Consciousness is an interesting artifact of our cognitive architecture. And no, (despite being a native Californian ;) I’m not talking about social or environmental or higher consciousness. Here I’m talking about our conscious thinking, the insight we have (or not) into our own internal thinking. And it’s interesting and relevant.
First, we really don’t have a full understanding of consciousness. It’s a phenomena ew pretty much all experience, but the actual mechanism about how, or where, it arises in our brain is still a mystery. How do we have this perception of a serial narrative in our head, but our brain is massively parallel? Yet it’s there. At least, to conscious inspection ;).

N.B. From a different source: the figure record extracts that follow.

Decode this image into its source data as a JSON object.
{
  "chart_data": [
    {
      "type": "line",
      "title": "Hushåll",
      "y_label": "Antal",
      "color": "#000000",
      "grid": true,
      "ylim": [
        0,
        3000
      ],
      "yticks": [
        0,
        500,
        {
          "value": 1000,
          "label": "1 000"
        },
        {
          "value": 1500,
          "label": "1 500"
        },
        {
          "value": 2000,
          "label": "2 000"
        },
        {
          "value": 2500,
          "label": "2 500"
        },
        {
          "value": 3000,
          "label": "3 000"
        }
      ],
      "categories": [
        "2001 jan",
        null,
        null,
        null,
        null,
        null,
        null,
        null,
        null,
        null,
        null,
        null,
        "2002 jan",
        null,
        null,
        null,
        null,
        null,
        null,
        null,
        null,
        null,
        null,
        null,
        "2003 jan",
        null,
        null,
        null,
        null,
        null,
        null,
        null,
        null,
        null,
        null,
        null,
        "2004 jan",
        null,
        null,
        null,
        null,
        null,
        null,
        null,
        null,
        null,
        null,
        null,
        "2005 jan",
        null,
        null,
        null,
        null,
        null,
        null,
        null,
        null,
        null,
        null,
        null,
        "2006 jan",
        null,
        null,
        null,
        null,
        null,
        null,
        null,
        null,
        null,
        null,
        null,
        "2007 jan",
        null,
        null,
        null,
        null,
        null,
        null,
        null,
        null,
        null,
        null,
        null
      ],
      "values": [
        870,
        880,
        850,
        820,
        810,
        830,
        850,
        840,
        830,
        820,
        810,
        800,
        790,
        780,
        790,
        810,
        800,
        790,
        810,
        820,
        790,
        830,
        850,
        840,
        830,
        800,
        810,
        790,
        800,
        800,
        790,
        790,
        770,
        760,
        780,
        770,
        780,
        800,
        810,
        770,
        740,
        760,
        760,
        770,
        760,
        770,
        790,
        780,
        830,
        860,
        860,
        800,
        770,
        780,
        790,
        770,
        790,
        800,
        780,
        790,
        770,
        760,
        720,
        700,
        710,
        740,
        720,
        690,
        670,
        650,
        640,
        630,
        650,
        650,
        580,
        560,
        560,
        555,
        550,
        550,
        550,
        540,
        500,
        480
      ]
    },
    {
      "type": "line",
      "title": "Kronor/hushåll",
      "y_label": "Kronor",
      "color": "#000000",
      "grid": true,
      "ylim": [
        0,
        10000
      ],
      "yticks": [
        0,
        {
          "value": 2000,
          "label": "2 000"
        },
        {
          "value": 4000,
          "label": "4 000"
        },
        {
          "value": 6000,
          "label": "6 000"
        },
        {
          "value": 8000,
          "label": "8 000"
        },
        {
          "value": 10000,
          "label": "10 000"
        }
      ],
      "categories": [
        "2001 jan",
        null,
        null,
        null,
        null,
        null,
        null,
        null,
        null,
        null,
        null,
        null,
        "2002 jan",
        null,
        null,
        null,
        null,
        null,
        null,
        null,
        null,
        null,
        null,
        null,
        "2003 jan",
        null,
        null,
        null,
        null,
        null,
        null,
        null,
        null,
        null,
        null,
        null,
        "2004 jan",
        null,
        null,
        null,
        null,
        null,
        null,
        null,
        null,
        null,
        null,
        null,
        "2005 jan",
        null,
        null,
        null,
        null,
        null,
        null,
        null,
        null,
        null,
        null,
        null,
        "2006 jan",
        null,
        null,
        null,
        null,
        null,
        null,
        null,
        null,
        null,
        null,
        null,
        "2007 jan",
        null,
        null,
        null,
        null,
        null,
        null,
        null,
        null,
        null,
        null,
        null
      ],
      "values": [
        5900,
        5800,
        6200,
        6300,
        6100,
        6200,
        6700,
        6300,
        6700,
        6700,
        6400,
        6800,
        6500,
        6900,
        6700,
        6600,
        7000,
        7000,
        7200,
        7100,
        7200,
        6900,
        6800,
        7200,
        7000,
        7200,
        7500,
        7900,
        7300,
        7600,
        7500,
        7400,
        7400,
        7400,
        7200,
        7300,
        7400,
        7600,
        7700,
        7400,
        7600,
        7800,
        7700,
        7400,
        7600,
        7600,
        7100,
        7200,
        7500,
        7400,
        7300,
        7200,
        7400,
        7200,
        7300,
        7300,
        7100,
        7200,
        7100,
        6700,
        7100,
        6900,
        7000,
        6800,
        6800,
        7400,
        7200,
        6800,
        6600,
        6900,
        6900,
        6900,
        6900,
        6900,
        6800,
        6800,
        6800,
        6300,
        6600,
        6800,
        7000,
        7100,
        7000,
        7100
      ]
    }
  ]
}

Actually, much of our processing is subconscious. We compile away our expertise as we develop it. We use conscious dialog (internal or external) to shape our performance, but what we actually do gets stored away without explicit access. In fact, research says that 70% of what experts do (and that’s us, in our areas of expertise) isn’t accessible. Thus, experts literally can’t tell us what they do! (Warning, warning: important implications for working with SMEs!)
In fact, consciousness is typically used to deal with situations that aren’t practiced: conversations on topics, dealing with unique problems, and of course learning new things. Informal learning is pretty much all conscious, while formal learning is about practicing to make the conscious become unconscious!
Which, of course, is why the ‘event’ model of learning doesn’t work. There’s not enough practice, spaced out over time, for that learning to become automated. And we don’t expect our formal learning to get us all the way there, we use coaching and feedback to continue to happen.
As learning experience designers or learning engineers, our job is to make sure we provide the right support for using our conscious thoughts to guide our practice. That includes models to explain and predict outcomes, and cognitive annotated examples to model the appropriate solution. And, of course, practice that gradually develops the expertise in appropriate sized chunks and spacing between. I suppose we should be conscious of consciousness in our design ;). So what am I unconsciously missing?